Now this is what a governor in full is supposed to look like.
With the close of the 2021 spring legislative session just three weeks away, Gov. J.B. Pritzker has put down a marker on the politically charged subject of utility regulation. And he did so, uncharacteristically, by bucking the unions—a rare Pritzker move, indeed.
And they asked for it. A coalition of unions representing workers in the energy sector moved last month to front for ComEd in its effort to lock in higher rates and force customers to pay a premium to prevent a couple of nuclear power plants from shutting down. They even hired a former lobbyist for ComEd’s parent company to aid the cause.
ComEd needed the help. After the company’s central role in the landmark public corruption scandal of the last two years, no elected official wants to cozy up to the utility. Supporting union jobs is politically more palatable.
But Pritzker isn’t buying into that calculation, even though his loyalty to the state’s union voters at times seems to have no bounds. He offered his own utility regulation proposal late last month that seeks to protect jobs, yes, but also holds ComEd and its parent company Exelon accountable, not just for the past, but also in the future.
The lawmaking is far from finished. The union-backed effort to sweeten already generous Illinois regulation still is very much alive. Pritzker will need to hold his ground and exert strong leadership in the legislative process in order to thwart the joint ComEd-union effort to enrich the big utility and protect union jobs, with millions of ComEd customers paying the bills.

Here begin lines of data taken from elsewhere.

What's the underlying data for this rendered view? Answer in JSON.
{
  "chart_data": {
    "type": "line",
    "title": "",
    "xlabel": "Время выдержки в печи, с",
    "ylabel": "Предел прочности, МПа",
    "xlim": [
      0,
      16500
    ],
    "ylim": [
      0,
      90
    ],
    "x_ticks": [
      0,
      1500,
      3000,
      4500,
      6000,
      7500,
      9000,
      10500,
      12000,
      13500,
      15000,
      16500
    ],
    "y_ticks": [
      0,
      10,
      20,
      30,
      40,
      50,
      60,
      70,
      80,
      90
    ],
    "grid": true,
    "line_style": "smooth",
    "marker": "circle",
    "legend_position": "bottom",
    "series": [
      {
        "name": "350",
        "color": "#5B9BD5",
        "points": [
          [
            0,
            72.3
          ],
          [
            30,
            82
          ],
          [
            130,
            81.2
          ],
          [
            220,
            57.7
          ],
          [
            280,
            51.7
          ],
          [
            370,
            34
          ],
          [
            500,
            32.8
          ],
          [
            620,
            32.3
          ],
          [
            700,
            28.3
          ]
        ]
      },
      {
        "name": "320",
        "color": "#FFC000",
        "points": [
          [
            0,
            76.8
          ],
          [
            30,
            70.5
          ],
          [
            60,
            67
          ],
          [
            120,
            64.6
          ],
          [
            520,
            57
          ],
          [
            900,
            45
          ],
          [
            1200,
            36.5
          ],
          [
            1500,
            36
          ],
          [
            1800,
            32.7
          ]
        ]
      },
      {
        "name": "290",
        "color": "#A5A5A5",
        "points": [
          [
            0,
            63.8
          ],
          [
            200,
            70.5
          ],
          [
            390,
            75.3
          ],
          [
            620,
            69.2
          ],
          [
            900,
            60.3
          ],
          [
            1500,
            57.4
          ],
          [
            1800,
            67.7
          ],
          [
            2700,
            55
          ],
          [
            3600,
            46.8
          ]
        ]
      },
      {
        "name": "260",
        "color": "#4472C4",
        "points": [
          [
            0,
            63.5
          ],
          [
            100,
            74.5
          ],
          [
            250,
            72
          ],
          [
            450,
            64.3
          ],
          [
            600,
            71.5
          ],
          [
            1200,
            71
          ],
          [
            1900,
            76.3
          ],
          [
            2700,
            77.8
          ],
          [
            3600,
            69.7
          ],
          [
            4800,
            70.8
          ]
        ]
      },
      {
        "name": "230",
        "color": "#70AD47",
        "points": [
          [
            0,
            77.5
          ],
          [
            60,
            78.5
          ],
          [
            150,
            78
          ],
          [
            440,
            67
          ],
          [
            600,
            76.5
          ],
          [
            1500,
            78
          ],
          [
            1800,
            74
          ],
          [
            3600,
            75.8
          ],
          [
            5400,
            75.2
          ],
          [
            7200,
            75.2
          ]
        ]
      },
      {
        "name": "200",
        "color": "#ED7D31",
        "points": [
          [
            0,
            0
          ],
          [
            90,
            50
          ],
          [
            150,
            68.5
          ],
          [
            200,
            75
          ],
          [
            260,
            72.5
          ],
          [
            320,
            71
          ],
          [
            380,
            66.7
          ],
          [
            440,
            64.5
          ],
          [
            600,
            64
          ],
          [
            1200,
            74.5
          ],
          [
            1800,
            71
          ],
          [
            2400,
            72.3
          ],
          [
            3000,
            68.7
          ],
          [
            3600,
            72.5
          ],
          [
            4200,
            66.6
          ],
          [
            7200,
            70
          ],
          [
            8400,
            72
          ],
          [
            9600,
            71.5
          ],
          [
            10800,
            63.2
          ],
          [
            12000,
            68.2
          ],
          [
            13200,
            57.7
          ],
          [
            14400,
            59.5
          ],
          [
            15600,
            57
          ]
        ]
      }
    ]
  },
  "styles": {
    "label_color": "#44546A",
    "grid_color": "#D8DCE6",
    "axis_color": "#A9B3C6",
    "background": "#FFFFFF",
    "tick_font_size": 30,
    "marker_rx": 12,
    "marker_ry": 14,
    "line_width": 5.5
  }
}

Pritzker has a strong proposal, though, thanks in part to some deft leadership by Christian Mitchell, deputy governor for public safety, infrastructure, energy and environment. Beginning last August, Mitchell led an inclusive process to write a sophisticated and comprehensive bill designed to modernize utility regulation, punish ComEd for its illegal efforts to manipulate legislation under former House Speaker Michael Madigan and take steps toward a future of clean energy.
The bill itself is 900 pages. With each comma and codicil, billions can be at stake. A more digestible summary runs eight pages. Single spaced. In small type.
The highlights include: phasing out coal by 2030; keeping Exelon’s Byron and Dresden nuke plants operating, at a cost to ratepayers of “only” about $350 million over five years; and requiring extensive audits, including one of ComEd’s investment in its electricity grid since the company’s larcenous “Smart Grid” program passed into law in 2011.
Passage of that law, plus a 2016 rate hike, both benefited from ComEd’s aforementioned illegal influence peddling. And while the ComEd-backed “Climate Union Jobs Act” seeks to perpetuate some features of the Smart Grid program—while claiming it does the opposite—the Pritzker bill seeks to restore the Illinois Commerce Commission’s say over utility infrastructure spending and rates. It also seeks full restitution to ComEd customers from any illegal conduct.
Pritzker until now consistently has sided with unions on everything from pensions to an elected school board for Chicago. With this first major from them, he may now learn the benefits of drafting common-sense legislation that benefits a far broader population of electricity customers.
The bill also marks a departure from a relatively timid posture Pritzker previously has taken on contentious matters. On redistricting, he never did define what a “fair map” must look like before declaring last month he essentially will sign whatever the legislature hands him.
On ethics reform, Pritzker has laid out limitations on lobbying and called for an end to the revolving door into lobbying for former lawmakers. But he has been long on applause lines and short on specifics in public comments so far.
Now comes the pending tussle ahead of the legislature’s scheduled May 31 adjournment. For his proposal to remain intact, Pritzker will need to show skill in leading the legislature against strong resistance.
Consumer and clean energy advocates are happy to see Pritzker step forward, with Mitchell showing expertise as the governor’s utility point person.
Victory on behalf of consumers and accountability for ComEd are far from assured. But at least Pritzker is staking out a strong position—and taking on the fight.